Sleep brings out the kishora in him. But then he has always looked younger than his actual years. I cannot help but envy him. Even we, born of the gods, have lost the first flush of youth. He has not. His hair, curly and tousled in sleep, still has not a single strand of white. Yudhisthira is already salt-and-pepper, and I’m going grey at the temples.

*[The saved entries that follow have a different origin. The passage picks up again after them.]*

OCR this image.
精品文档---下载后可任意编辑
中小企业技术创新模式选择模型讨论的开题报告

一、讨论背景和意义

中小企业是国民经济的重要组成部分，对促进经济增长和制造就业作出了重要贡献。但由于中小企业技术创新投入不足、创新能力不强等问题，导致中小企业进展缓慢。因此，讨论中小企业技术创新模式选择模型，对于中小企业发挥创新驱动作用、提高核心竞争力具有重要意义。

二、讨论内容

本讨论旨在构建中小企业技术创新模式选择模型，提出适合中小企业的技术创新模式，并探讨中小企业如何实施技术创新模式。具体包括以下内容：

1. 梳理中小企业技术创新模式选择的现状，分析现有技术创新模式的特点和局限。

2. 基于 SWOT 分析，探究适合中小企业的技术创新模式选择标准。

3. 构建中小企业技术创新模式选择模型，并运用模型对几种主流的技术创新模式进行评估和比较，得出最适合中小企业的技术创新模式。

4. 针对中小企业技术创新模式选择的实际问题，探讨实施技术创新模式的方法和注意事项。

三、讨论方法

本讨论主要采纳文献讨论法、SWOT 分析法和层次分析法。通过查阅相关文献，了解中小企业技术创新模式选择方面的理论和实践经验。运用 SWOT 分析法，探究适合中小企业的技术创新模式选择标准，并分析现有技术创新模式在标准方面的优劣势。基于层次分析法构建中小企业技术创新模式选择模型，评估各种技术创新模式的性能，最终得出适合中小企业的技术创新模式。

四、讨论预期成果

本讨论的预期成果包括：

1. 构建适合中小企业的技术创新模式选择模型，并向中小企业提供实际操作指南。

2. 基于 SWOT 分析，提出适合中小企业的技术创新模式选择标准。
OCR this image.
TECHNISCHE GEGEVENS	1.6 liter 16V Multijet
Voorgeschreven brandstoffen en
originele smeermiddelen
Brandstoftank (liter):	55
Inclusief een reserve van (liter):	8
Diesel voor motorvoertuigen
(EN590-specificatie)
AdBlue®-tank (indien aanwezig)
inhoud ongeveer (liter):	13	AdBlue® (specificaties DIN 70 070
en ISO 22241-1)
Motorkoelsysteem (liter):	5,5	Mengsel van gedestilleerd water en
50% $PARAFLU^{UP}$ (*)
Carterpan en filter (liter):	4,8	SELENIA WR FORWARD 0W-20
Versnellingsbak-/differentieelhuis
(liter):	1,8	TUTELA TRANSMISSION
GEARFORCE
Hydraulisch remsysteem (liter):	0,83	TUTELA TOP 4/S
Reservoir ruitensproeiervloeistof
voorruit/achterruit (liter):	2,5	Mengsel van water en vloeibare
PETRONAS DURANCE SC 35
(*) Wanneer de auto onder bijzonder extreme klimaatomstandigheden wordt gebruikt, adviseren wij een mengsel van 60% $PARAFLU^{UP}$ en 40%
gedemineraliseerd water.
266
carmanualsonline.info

I realize he is awake and looking intently at me. He smiles a soft, smug little smile, and prods me with a lotus-petal foot. And he begins to laugh, his shoulders shaking a little, a gentle chuckle growing in his throat. ‘Twenty years, eh?’ He shakes his head playfully. I am shocked. How did he know? How long… ? And I already know the answer, I read it in his eyes. Always. His smile grows deeper as he closes his eyes again. ‘Keep watching’, he says softly, and appears to fall asleep.
He sleeps. And I take up my watch, as always.